Только юности хочу я поклоняться, только юности.

Вы скажите про бурю, чтобы не выросли дети, ничего не слыхав про бурю…


Газетное объявление

Верблюжьего пуха особо теплые фуфайки, кальсоны, чулки и наживотнички.

Это делается так: ловят в засаду молодых светлых духов, длинноватых и добрых, похожих на золотистых долговязых верблюжат, покрытых пухом святого сияния. Сгоняют их в кучу, щелкая по воздуху бичом, и нежные, добродушные создания, слишком добрые, чтобы понять, как это делают боль, толпятся, теснятся, протягивая друг через друга шеи, жмутся о грубую загородку, теряя с себя в тесноте свой нежный пух.

Этот-то пух небесных верблюжат, особо теплый весенним живоносным теплом, и собирают потом с земли и ткут из него фуфайки.

— А как же бедных верблюжат так и убьют? — спросили меня с беспокойством.

— Чего их убивать, — их погоняют, погоняют, пока пух с них пообобьется, да и выпустят обратно в небо до следующего раза, а пух у них отрастает в одну минуту еще лучше прежнего.

Небесные проталины

Северились далекие, невыносимо чистые полосы.

Меж облаками озера плыли целый день, точно гордые лебеди в лазури. Меж черными березами жила розовая небесная проталина и — дышала.
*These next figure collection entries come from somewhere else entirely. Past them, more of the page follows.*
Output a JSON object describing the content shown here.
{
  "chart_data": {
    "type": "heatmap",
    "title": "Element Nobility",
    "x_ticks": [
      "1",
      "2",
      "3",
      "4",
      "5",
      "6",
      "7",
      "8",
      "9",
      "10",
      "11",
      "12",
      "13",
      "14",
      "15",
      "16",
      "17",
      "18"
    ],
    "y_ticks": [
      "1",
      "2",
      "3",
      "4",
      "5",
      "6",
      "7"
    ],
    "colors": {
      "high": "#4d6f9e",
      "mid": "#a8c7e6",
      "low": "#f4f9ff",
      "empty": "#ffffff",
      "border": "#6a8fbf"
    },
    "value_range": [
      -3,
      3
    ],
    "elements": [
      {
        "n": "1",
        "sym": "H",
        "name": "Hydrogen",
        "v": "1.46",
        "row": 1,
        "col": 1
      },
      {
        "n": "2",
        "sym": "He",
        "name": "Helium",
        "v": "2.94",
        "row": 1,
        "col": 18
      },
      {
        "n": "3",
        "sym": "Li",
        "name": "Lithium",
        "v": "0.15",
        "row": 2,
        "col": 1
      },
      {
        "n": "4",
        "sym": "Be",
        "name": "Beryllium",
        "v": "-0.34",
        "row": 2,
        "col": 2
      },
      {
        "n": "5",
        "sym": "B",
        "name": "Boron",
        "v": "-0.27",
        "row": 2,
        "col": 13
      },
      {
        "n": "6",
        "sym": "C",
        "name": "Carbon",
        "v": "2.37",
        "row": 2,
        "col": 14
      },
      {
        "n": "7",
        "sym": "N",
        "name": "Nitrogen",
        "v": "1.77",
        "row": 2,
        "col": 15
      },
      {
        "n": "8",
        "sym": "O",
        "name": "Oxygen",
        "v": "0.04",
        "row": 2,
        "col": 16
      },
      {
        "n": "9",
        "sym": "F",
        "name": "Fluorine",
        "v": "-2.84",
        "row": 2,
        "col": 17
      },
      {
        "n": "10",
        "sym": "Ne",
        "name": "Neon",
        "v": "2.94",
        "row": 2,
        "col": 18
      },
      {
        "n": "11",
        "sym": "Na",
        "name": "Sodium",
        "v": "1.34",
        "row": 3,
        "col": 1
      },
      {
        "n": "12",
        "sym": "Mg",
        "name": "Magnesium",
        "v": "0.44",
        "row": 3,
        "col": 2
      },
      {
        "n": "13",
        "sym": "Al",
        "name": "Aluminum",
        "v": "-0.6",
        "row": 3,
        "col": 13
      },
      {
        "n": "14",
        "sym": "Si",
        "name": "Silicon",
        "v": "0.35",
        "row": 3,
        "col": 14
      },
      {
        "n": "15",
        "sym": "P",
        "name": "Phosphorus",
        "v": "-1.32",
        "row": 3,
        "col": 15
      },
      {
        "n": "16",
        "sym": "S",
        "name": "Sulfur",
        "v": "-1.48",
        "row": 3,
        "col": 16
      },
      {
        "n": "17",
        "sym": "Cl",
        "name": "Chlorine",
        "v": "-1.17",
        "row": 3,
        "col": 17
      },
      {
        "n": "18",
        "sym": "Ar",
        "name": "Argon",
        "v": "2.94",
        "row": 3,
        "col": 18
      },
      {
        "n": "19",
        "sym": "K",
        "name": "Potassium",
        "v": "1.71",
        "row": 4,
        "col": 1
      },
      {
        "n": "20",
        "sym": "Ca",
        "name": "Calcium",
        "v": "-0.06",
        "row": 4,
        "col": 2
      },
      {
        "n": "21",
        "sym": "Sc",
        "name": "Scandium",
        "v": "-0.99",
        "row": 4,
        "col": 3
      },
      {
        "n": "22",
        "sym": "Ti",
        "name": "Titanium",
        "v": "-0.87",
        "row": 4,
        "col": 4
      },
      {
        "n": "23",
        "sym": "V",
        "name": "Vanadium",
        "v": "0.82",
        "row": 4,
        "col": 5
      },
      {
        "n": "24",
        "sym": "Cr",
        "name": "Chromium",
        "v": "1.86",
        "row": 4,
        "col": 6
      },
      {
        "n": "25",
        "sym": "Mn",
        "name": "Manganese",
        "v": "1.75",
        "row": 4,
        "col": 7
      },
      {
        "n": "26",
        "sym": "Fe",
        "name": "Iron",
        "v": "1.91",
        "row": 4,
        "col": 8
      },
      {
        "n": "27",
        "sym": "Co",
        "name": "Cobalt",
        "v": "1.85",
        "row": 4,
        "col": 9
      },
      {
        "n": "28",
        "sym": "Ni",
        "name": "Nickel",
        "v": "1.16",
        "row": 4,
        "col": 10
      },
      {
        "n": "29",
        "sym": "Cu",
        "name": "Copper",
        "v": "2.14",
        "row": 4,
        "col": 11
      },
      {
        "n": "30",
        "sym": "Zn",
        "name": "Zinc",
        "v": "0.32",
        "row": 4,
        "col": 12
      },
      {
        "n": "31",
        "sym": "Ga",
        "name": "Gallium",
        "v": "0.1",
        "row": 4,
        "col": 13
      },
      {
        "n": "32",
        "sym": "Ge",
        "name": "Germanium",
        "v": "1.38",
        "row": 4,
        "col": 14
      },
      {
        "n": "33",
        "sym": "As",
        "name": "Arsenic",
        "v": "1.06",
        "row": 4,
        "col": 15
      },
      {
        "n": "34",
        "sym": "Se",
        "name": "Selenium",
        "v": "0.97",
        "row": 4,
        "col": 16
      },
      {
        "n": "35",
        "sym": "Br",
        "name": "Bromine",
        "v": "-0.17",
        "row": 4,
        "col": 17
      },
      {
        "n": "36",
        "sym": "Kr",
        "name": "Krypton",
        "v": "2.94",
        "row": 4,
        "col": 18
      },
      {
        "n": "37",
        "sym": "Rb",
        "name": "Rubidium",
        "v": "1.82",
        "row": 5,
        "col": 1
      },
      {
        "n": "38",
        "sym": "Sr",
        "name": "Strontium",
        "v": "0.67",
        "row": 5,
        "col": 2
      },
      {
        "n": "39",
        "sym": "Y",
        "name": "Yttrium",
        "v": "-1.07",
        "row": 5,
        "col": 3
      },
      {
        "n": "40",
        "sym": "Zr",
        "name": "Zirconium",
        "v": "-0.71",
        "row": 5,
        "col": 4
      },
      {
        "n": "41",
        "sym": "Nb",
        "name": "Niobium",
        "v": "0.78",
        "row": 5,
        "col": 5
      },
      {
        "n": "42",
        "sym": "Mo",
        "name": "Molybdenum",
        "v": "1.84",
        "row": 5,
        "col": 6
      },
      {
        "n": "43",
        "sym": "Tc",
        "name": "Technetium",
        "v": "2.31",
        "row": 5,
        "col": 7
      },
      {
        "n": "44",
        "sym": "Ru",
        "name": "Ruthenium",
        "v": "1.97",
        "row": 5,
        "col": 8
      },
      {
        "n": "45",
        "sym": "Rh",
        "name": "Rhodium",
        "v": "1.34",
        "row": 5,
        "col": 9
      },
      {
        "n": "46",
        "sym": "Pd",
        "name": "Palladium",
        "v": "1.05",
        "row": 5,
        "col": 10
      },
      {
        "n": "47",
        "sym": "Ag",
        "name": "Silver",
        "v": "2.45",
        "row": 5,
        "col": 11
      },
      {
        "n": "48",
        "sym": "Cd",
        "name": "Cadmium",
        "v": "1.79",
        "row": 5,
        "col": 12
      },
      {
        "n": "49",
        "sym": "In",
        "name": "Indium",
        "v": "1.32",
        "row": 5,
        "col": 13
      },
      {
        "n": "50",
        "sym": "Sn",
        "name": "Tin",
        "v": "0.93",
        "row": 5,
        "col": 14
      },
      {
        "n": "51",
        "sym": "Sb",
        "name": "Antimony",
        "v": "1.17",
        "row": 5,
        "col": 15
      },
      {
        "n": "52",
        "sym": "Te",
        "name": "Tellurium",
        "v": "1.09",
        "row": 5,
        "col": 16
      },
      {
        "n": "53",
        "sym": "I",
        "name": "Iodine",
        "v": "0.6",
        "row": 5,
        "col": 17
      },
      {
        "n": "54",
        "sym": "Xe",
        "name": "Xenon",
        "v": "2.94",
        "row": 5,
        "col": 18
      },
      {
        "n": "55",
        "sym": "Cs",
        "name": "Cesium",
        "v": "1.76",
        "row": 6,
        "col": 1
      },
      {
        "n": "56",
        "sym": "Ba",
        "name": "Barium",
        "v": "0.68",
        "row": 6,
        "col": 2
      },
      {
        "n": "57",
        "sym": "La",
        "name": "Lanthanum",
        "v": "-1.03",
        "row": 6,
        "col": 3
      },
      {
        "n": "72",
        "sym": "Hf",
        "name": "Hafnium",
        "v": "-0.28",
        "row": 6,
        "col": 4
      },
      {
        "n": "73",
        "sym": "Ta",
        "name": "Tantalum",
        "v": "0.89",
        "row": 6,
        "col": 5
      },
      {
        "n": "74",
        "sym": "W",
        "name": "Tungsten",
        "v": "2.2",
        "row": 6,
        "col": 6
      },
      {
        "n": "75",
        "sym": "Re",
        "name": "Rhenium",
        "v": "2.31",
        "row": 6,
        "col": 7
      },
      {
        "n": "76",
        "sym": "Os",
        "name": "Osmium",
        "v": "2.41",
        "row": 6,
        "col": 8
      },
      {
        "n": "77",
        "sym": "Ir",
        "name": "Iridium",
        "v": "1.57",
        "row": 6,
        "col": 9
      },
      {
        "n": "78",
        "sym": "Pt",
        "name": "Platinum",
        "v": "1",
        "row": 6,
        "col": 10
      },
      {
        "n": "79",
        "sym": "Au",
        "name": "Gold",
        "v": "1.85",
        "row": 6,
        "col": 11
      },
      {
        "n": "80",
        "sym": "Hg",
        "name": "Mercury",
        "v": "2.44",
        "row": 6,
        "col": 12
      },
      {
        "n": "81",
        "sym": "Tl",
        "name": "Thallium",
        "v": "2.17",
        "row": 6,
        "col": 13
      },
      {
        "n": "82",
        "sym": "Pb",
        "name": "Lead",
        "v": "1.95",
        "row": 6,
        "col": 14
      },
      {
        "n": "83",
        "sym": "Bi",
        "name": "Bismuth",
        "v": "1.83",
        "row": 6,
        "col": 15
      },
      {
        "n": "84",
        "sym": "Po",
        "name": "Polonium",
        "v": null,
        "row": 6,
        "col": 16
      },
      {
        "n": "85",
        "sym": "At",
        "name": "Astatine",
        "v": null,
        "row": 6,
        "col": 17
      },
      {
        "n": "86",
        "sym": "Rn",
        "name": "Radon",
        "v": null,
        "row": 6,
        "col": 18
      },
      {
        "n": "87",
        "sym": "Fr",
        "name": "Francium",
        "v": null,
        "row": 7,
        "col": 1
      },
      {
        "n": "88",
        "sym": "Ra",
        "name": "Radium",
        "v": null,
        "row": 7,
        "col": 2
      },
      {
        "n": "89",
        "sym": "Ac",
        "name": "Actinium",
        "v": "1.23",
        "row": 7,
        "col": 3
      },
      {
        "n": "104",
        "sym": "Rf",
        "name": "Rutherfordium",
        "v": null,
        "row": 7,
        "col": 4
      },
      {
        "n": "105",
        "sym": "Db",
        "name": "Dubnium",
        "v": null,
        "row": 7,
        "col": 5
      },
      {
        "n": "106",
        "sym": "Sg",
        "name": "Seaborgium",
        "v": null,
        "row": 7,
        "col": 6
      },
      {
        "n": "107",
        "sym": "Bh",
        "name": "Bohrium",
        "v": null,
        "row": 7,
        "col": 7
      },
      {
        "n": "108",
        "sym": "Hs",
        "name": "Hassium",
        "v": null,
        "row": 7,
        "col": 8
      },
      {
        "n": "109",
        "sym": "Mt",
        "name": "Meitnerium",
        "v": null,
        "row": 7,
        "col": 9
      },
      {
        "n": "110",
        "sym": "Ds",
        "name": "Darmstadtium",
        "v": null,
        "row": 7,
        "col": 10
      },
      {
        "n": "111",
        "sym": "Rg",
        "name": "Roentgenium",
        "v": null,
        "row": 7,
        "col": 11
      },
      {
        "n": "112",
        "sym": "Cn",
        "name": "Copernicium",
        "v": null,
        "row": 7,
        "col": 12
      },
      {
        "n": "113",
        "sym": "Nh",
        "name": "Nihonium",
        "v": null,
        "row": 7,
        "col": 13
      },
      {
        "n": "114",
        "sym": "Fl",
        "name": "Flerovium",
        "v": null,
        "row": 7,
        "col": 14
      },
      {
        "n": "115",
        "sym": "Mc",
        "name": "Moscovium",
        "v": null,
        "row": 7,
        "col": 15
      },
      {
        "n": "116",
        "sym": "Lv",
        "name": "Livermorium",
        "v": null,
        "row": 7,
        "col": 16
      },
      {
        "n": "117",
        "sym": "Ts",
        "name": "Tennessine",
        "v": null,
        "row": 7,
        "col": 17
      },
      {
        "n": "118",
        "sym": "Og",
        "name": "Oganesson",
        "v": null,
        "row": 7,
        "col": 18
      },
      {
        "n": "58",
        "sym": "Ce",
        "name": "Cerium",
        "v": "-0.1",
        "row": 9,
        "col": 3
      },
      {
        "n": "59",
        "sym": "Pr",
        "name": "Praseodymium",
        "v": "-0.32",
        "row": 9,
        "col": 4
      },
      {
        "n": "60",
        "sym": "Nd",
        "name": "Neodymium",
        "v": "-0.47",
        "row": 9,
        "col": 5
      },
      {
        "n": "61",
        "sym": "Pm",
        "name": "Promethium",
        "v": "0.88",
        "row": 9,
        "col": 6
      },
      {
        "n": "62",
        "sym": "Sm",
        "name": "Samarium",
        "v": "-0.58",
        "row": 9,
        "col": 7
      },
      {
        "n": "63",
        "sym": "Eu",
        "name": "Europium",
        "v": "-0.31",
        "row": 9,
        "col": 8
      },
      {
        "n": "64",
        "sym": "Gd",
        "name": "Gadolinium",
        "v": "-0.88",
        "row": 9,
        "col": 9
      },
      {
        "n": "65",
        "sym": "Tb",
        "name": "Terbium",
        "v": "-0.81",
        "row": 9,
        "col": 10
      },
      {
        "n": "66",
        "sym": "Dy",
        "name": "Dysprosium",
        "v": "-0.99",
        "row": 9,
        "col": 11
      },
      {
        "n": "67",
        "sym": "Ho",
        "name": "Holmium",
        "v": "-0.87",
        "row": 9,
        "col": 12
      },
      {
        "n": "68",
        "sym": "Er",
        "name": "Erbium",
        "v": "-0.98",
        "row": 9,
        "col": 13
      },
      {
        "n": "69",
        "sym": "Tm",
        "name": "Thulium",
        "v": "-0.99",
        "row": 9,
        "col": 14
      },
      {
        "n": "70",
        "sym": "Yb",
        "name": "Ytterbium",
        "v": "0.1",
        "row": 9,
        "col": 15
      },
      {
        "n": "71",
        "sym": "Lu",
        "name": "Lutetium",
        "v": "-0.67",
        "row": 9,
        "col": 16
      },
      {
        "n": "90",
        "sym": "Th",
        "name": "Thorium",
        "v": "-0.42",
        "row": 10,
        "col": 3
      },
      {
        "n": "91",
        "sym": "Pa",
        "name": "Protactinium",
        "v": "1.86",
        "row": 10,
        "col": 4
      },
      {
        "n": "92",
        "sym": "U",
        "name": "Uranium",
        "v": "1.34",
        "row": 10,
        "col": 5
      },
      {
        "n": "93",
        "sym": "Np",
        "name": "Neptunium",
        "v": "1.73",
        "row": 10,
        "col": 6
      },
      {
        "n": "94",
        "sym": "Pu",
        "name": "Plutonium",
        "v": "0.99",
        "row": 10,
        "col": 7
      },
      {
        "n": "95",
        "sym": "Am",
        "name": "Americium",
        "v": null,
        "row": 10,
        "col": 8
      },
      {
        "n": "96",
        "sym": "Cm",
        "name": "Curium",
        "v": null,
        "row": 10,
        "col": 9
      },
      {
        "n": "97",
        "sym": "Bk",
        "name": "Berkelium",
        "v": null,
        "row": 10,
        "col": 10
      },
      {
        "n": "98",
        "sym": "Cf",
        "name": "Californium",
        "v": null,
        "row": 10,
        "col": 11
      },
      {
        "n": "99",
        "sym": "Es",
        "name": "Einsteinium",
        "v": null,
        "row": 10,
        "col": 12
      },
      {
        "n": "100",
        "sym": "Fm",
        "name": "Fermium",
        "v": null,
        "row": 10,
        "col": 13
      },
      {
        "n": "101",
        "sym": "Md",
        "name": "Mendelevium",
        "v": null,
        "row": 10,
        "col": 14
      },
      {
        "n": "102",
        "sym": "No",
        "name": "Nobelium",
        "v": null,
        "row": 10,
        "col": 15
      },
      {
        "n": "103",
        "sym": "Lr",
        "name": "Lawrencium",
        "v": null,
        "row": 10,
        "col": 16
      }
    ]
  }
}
Дышала, и березы были мокрые.

С высоты проходили по небесным проталинам вестники, проходили через все наклоненное небо. И слышали их только нежные и гордые души деревьев, просветленных глубинами небосклонов, и не понятые никем башни.

И нежное падшее небо, опустившее к земле ладони ласки.

И шли по близкому земле, покорному от ясности небу, небу, ставшему нежным и палевым и уже не отходившему от нее. И в нем развевались прутики, огорченные и тронутые городской близостью. Пролетали трамваи за трамваями, видели прутики.

Шли вестники, — и услышали их проясненные души удаленных вершин и башен.

И услышали уже проявленные и — молились.

И расстилались где-то озера, — озера, — озера.

Когда идет навстречу северу юноша, его прямо в лоб бьет ветер, в открытый чистый лоб, не умеющий еще бояться.

Разлетаются волосы конской челкой. И лошадиная прыть к тому, что впереди, — а впереди — озера, — озера.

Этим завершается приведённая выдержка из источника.